Tooth and Claw borrows its title from a Tennyson poem wherein nature is described as:
Who trusted God was love indeed
And love Creation’s final law—
Tho’ Nature, red in tooth and claw
With ravine, shriek’d against his creed—
Boyle’s 14 shorts all link to nature in some way – great or small. At times nature is a force to be reckoned with and at others a quiet mention providing background scenery. I think the ‘nature’ even doubles as human nature more often than not. Sometimes the stories work and sometimes they bore you to death.
That’s not to say that the collection isn’t worth reading because I believe it is. A couple of the stories actually won me over enough that I bought a hardcover edition to add to my other short story collections.
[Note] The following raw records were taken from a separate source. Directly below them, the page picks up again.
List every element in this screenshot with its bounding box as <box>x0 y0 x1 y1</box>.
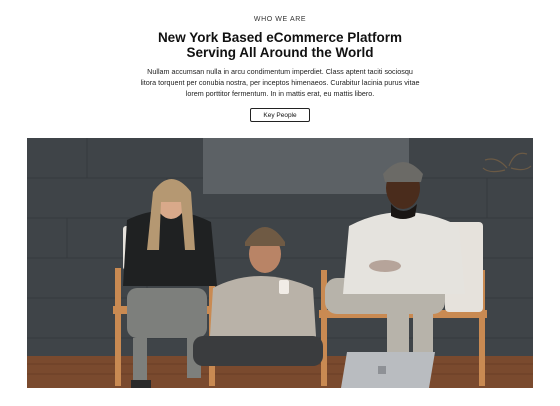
team-photo-illustration <box>27 138 533 388</box>
description-line: Nullam accumsan nulla in arcu condimentu… <box>147 67 413 76</box>
title-line: Serving All Around the World <box>186 45 374 60</box>
description-line: lorem porttitor fermentum. In in mattis … <box>185 89 375 98</box>
section-title: New York Based eCommerce Platform Servin… <box>80 30 480 60</box>
title-line: New York Based eCommerce Platform <box>157 30 403 45</box>
description-line: litora torquent per conubia nostra, per … <box>140 78 420 87</box>
section-description: Nullam accumsan nulla in arcu condimentu… <box>132 66 428 99</box>
about-section: WHO WE ARE New York Based eCommerce Plat… <box>0 0 560 406</box>
key-people-button[interactable]: Key People <box>250 108 310 122</box>
team-photo <box>27 138 533 388</box>
section-eyebrow: WHO WE ARE <box>253 16 307 23</box>
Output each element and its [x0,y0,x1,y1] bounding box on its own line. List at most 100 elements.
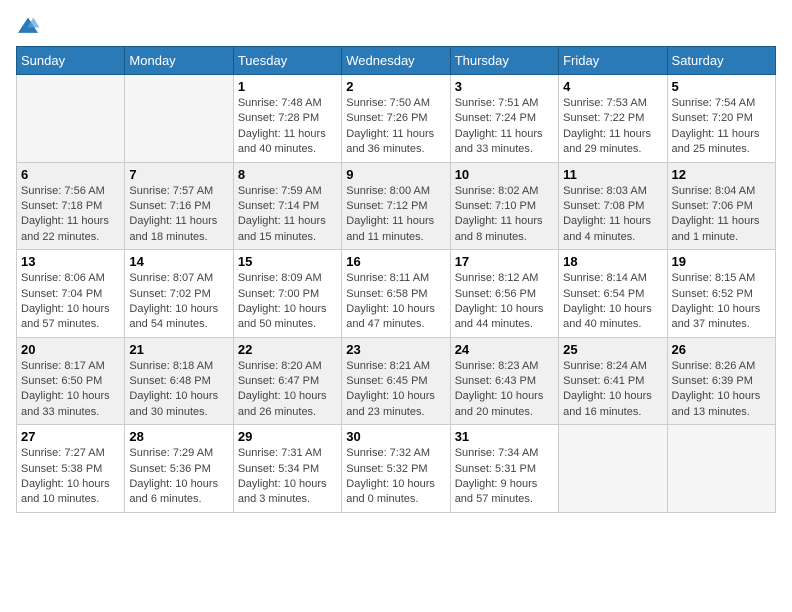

The first winner was ‘Dogology’ where a woman endeavors to study dog behavior in the most natural of ways, eventually losing her ‘humanness’. The second was ‘Swept Away’ where a love story is put to its conclusion when a violent wind storm literally sweeps away a visiting ornithologist. I’m fairly certain she didn’t end up in Oz.
However, more often than not Boyle’s narratives follow some average joe dude who’s content drinking himself or drugging himself into a sort of oblivion (enter that gentleman’s club theme I mentioned above). These shorts are rarely compelling enough to warrant reading, let alone rereading.
What I particularly appreciate with short stories is that you don’t have to read the ones you don’t enjoy! You can skip whole chunks of blathering nonsense and cherish the brilliance in-between. There’s no doubt that Boyle is talented, but perhaps next time I’ll seek out works that aren’t quite as bogged down in his own past history with the drinking and drugging. For all the time he spends on down and out males, I actually think he writes fairly interesting women. So there will be a next meeting, Mr. Boyle. Perhaps a novel, yes?